Yesterday, in Part 1 of this series, we explored a general overview of what microloans/microcredit is and how you, as a normal human being, can get involved in them. If you missed Part 1, click on the link below to read up!
So, you now know what microloans are, where you can access them, and what the risk are. You are ready to invest.
However, the question then becomes, how do these loans fit in to my overall financial plan?
Whew…those are a lot of questions! Let’s take things one question at a time before my head starts to spin!
Are microloans fixed-income investments?
Investopedia defines a fixed income investment as follows:
An investment that provides a return in the form of fixed periodic payments and the eventual return of principal at maturity. Unlike a variable-income security, where payments change based on some underlying measure such as short-term interest rates, the payments of a fixed-income security are known in advance. Investopedia.com – Fixed Income Securities
So, according to the definition above, microloans are fixed-income investments.
However, the real question is if they are the type of fixed income investments that we would want to include in our overall asset allocation.
According to Part 3 (see link below) of our previous Investment Strategy Series, the only 3 types of fixed income investments that belong in our long term portfolio are 1) cash, 2) inflated protected bonds, and 3) short term index bond funds.
Since microloans fall in to none of these categories, they cannot be grouped in to our fixed income asset allocation.

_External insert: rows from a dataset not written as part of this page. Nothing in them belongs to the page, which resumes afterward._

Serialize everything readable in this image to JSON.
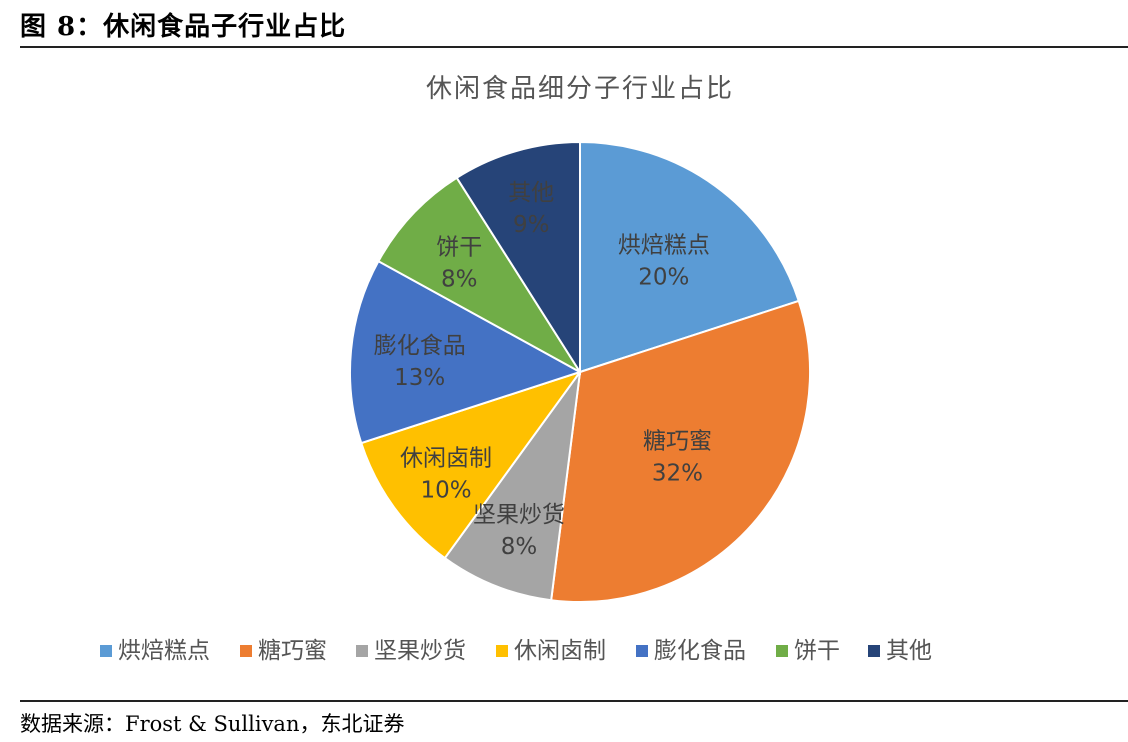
{
  "caption": "图 8：休闲食品子行业占比",
  "source": "数据来源：Frost & Sullivan，东北证券",
  "chart_data": {
    "type": "pie",
    "title": "休闲食品细分子行业占比",
    "legend_position": "bottom",
    "slices": [
      {
        "label": "烘焙糕点",
        "value": 20,
        "display": "20%",
        "color": "#5B9BD5"
      },
      {
        "label": "糖巧蜜",
        "value": 32,
        "display": "32%",
        "color": "#ED7D31"
      },
      {
        "label": "坚果炒货",
        "value": 8,
        "display": "8%",
        "color": "#A5A5A5"
      },
      {
        "label": "休闲卤制",
        "value": 10,
        "display": "10%",
        "color": "#FFC000"
      },
      {
        "label": "膨化食品",
        "value": 13,
        "display": "13%",
        "color": "#4472C4"
      },
      {
        "label": "饼干",
        "value": 8,
        "display": "8%",
        "color": "#70AD47"
      },
      {
        "label": "其他",
        "value": 9,
        "display": "9%",
        "color": "#264478"
      }
    ]
  }
}
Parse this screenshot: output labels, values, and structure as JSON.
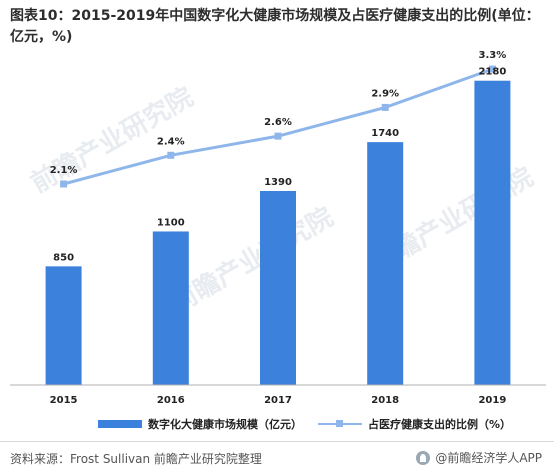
{
  "title": "图表10：2015-2019年中国数字化大健康市场规模及占医疗健康支出的比例(单位：亿元，%)",
  "colors": {
    "bar": "#3c82dc",
    "line": "#8fb6ea",
    "axis": "#b0b0b0",
    "text": "#222222"
  },
  "chart_data": {
    "type": "bar",
    "categories": [
      "2015",
      "2016",
      "2017",
      "2018",
      "2019"
    ],
    "series": [
      {
        "name": "数字化大健康市场规模（亿元）",
        "type": "bar",
        "axis": "left",
        "values": [
          850,
          1100,
          1390,
          1740,
          2180
        ],
        "labels": [
          "850",
          "1100",
          "1390",
          "1740",
          "2180"
        ]
      },
      {
        "name": "占医疗健康支出的比例（%）",
        "type": "line",
        "axis": "right",
        "values": [
          2.1,
          2.4,
          2.6,
          2.9,
          3.3
        ],
        "labels": [
          "2.1%",
          "2.4%",
          "2.6%",
          "2.9%",
          "3.3%"
        ]
      }
    ],
    "ylim_left": [
      0,
      2400
    ],
    "ylim_right": [
      0,
      3.5
    ],
    "grid": false,
    "legend_position": "bottom"
  },
  "legend": {
    "bar_label": "数字化大健康市场规模（亿元）",
    "line_label": "占医疗健康支出的比例（%）"
  },
  "footer": {
    "source": "资料来源：Frost Sullivan 前瞻产业研究院整理",
    "brand": "@前瞻经济学人APP"
  },
  "watermarks": [
    "前瞻产业研究院",
    "前瞻产业研究院",
    "前瞻产业研究院"
  ]
}
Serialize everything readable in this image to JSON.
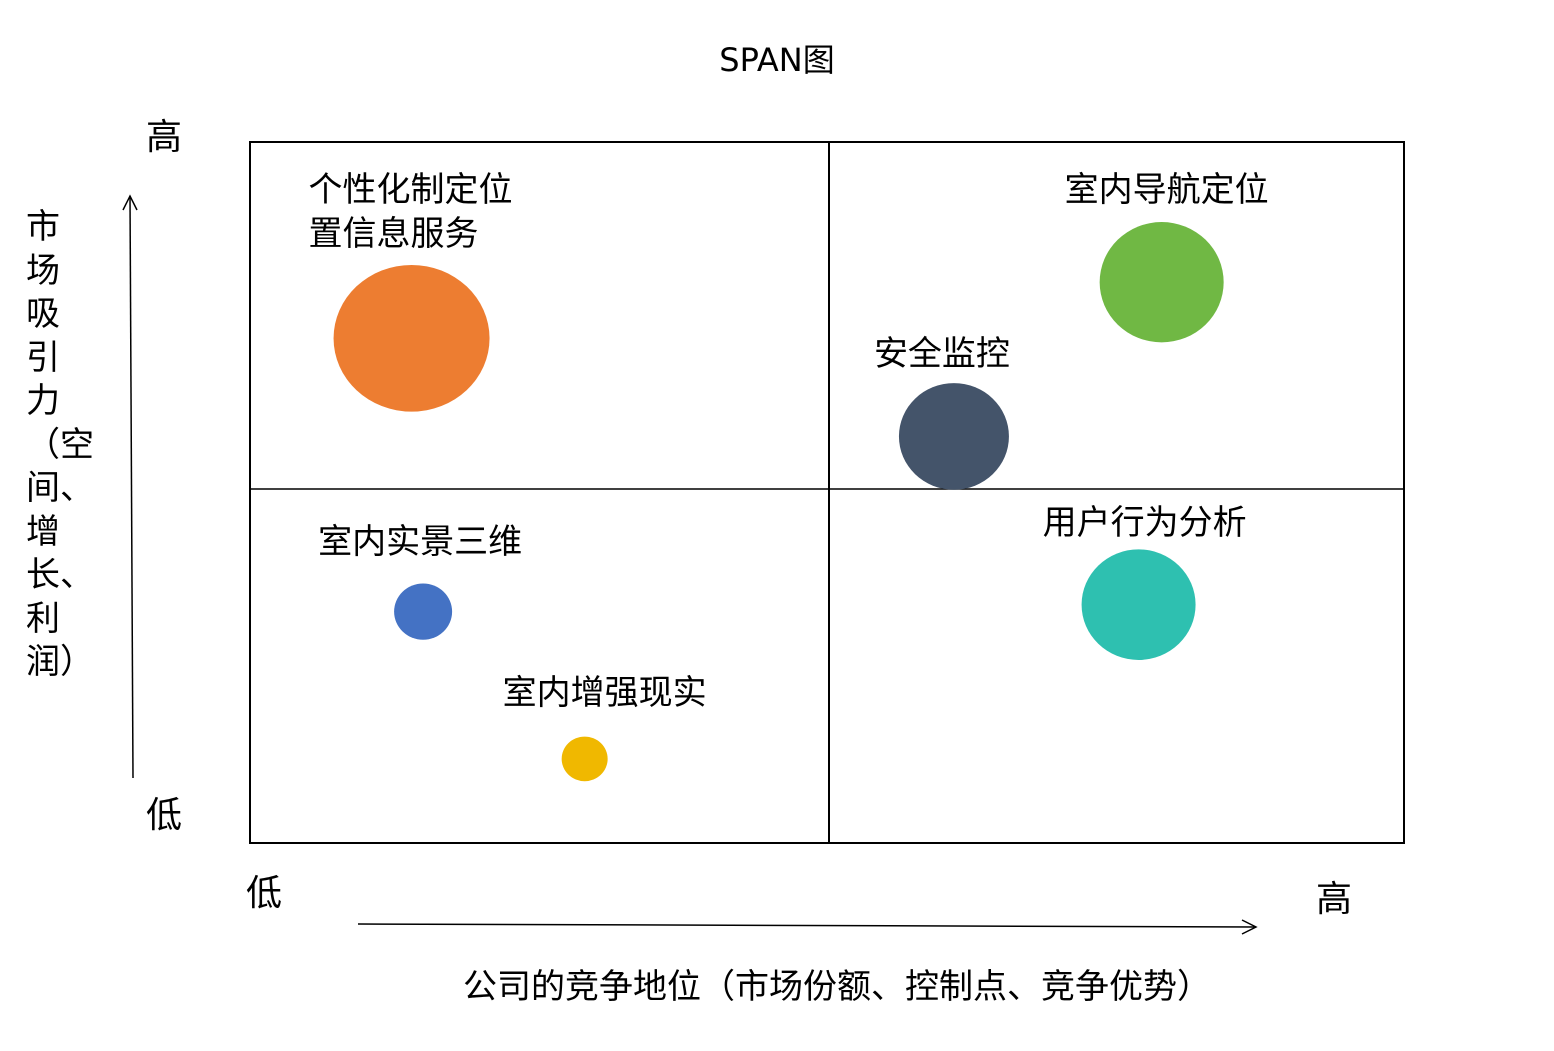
{
  "chart_data": {
    "type": "scatter",
    "title": "SPAN图",
    "xlabel": "公司的竞争地位（市场份额、控制点、竞争优势）",
    "ylabel": "市场吸引力（空间、增长、利润）",
    "x_ticks": [
      "低",
      "高"
    ],
    "y_ticks": [
      "低",
      "高"
    ],
    "xlim": [
      0,
      100
    ],
    "ylim": [
      0,
      100
    ],
    "grid": "2x2 quadrants",
    "points": [
      {
        "label": "个性化制定位\n置信息服务",
        "x": 14,
        "y": 72,
        "size": 78,
        "color": "#ED7D31"
      },
      {
        "label": "室内导航定位",
        "x": 79,
        "y": 80,
        "size": 62,
        "color": "#70B844"
      },
      {
        "label": "安全监控",
        "x": 61,
        "y": 58,
        "size": 55,
        "color": "#44546A"
      },
      {
        "label": "用户行为分析",
        "x": 77,
        "y": 34,
        "size": 57,
        "color": "#2EC0B0"
      },
      {
        "label": "室内实景三维",
        "x": 15,
        "y": 33,
        "size": 29,
        "color": "#4472C4"
      },
      {
        "label": "室内增强现实",
        "x": 29,
        "y": 12,
        "size": 23,
        "color": "#F0B800"
      }
    ]
  }
}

Are microloans equity investments?
No – they are fixed-income investment, as evidenced by the definition above. They are just not the type we need to build our long term portfolio.
Are microloans donations?
Absolutely not (at least not technically). Microloans are not donations because the money you loan out is promised to be repaid, with interest added.
Additionally, as we saw in Part 1, micrloans are fairly reliable, displaying a 97% repayment rate.
Because of this, it is not definitely not a donation, by definition.
Are microloans play money?
As we have seen in previous posts, play money is a category for funds which we commit to use to either help us learn, enjoy life, and feel rich, and don’t expect to ever get back.
While it could be argued loaning small amounts of money to the poor can make you feel rich, I do not feel comfortable grouping microloans in to this category. For my purposes, I generally reserve this category for any funds I use to invest in individual stocks.
So, how do microloans fit in to my financial plan?
After doing some thinking, I believe that I will integrate microloans in to my “Making a Difference” life value that I discovered in Part 2 (can be accessed at link below) of creating a Purpose Focused Financial Plan.
Currently, this year’s goal for my “Making a Difference” life value is to donate 5% of my income to charity.
However, I think it would fit incredibly well to add a goal in here to partcipate in a microloan of $500 to help people in poverty in Latin America.
Yes, I think that works! I just updated Part 2 to include that. This was a cool exercise!
How about you all?
How do you treat microloans (if you invest in them) in your overall financial plan? Do they count as donations? Do they count towards your retirement?